Brian Becker, director of the ANSWER anti-war coalition, believes the revelation of Obama’s order doesn’t represent any shift in terms of U.S. strategy towards Syria.
“All that does is reveal that the so-called diplomacy, the so-called looking for a negotiated settlement is a fraud – that the diplomacy is, in fact, a form of perjury,” he told RT. “The reality is that the U.S. government – the Obama administration with the Pentagon and the CIA – has been neck-deep coordinating military operations to overthrow a sovereign government in Syria.”
He noted that there would have been no civil war going on in Syria if not for foreign intervention.
“The decisive factor in the equation for civil war is U.S. intervention,” he said. “And I would say, frankly, the Obama administration is guilty of war crimes against the Syrian people having cynically manipulated the situation. They have the blood of the Syrian people on their hands.”

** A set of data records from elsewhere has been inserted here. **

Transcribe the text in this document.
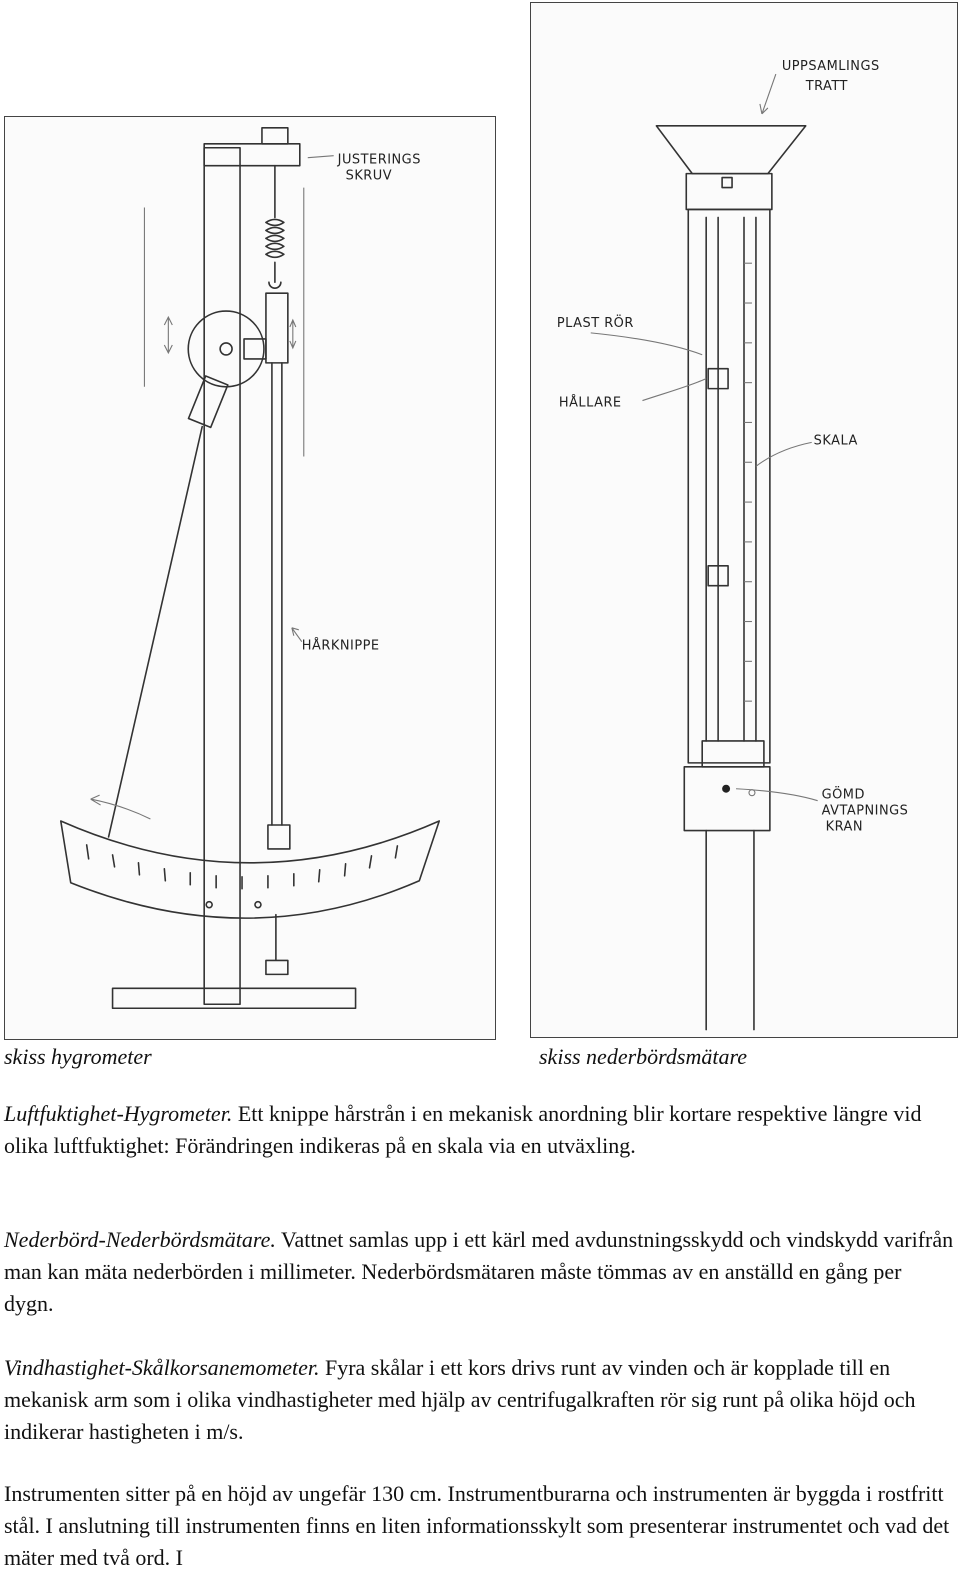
JUSTERINGS
SKRUV
HÅRKNIPPE
UPPSAMLINGS
TRATT
PLAST RÖR
HÅLLARE
SKALA
GÖMD
AVTAPNINGS
KRAN
skiss hygrometer	skiss nederbördsmätare

Luftfuktighet-Hygrometer. Ett knippe hårstrån i en mekanisk anordning blir kortare respektive längre vid olika luftfuktighet: Förändringen indikeras på en skala via en utväxling.

Nederbörd-Nederbördsmätare. Vattnet samlas upp i ett kärl med avdunstningsskydd och vindskydd varifrån man kan mäta nederbörden i millimeter. Nederbördsmätaren måste tömmas av en anställd en gång per dygn.

Vindhastighet-Skålkorsanemometer. Fyra skålar i ett kors drivs runt av vinden och är kopplade till en mekanisk arm som i olika vindhastigheter med hjälp av centrifugalkraften rör sig runt på olika höjd och indikerar hastigheten i m/s.

Instrumenten sitter på en höjd av ungefär 130 cm. Instrumentburarna och instrumenten är byggda i rostfritt stål. I anslutning till instrumenten finns en liten informationsskylt som presenterar instrumentet och vad det mäter med två ord. I
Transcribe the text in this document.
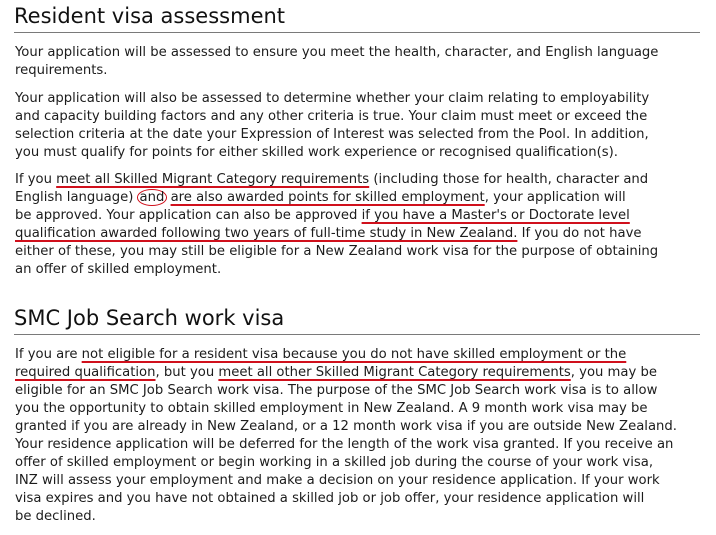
Resident visa assessment

Your application will be assessed to ensure you meet the health, character, and English language
requirements.

Your application will also be assessed to determine whether your claim relating to employability
and capacity building factors and any other criteria is true. Your claim must meet or exceed the
selection criteria at the date your Expression of Interest was selected from the Pool. In addition,
you must qualify for points for either skilled work experience or recognised qualification(s).

If you meet all Skilled Migrant Category requirements (including those for health, character and
English language) and are also awarded points for skilled employment, your application will
be approved. Your application can also be approved if you have a Master's or Doctorate level
qualification awarded following two years of full-time study in New Zealand. If you do not have
either of these, you may still be eligible for a New Zealand work visa for the purpose of obtaining
an offer of skilled employment.

SMC Job Search work visa

If you are not eligible for a resident visa because you do not have skilled employment or the
required qualification, but you meet all other Skilled Migrant Category requirements, you may be
eligible for an SMC Job Search work visa. The purpose of the SMC Job Search work visa is to allow
you the opportunity to obtain skilled employment in New Zealand. A 9 month work visa may be
granted if you are already in New Zealand, or a 12 month work visa if you are outside New Zealand.
Your residence application will be deferred for the length of the work visa granted. If you receive an
offer of skilled employment or begin working in a skilled job during the course of your work visa,
INZ will assess your employment and make a decision on your residence application. If your work
visa expires and you have not obtained a skilled job or job offer, your residence application will
be declined.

Secret-order leak a smokescreen
Asia Times Online correspondent Pepe Escobar told RT that the leak’s timing was intended to distort the true nature of Washington’s covert operations on the ground in Syria.
“This intelligence finding signed by Obama – that’s the code for a secret order – this was signed six months ago. So the fact that Reuters has only been allowed now to report about it proves that there have been high deliberations in Washington: “should we let people know about what they already know?”
“In fact, the Washington Post two weeks ago had already reported about it, and when the CIA wants to leak something in the U.S., they usually go to the Washington Post. The CIA and Mossad, are on the ground (in Syria), side by side working with the Qataris, the Turks, the Saudis and a swarm of jihadis coming from everywhere, but especially from across the border in Iraq,” he argues.
Escobar says the leak was intended to make it look as though Washington was leading the Syrian campaign from behind the scenes, when in fact the U.S. is “leading from the front lines alongside al-Qaeda-style jihadists, Qatari intelligence, and Turkish logistics.”
He says the Western drive against Syria follows the breakdown in the international order caused by the 2011 Libyan intervention.
“There’s no semblance of international law since what was decided in Libya last year. The maneuvering and the wording of UN resolution 1973, authorizing war – a no-fly zone was actually war – against Libya. That was the end of international law as we know it. Nation-states don’t matter anymore. If you are a neo-colonial power, like Britain or France, or an empire like the U.S., you can trample on nations’ sovereignty anywhere, anyhow, anyplace, and this is exactly what’s happening. That’s why Russia has been opposed to it from the start, because Moscow sees that as the end of the sovereignty of nation-states,” he says.
He added that Syria’s disintegration into a weak – or failed – state is part of Israel’s long-term designs on Iran.
“The battle of Aleppo could become an extended (rerun of) Lebanon in the 1970s. This is the ‘Lebanonization’ of whole tracts of Northern Syria, in fact. And this, by the way, is the Israeli strategy. Israel wants a ‘Lebanonized’ and ‘Somalized’ Syria, like the new Somalia in Libya; a very weak country with sectarian strife… an overextended army, and of course, innocuous against Israel. So this means opening the way for an Israeli attack against Iran in the next few months or perhaps in 2013.”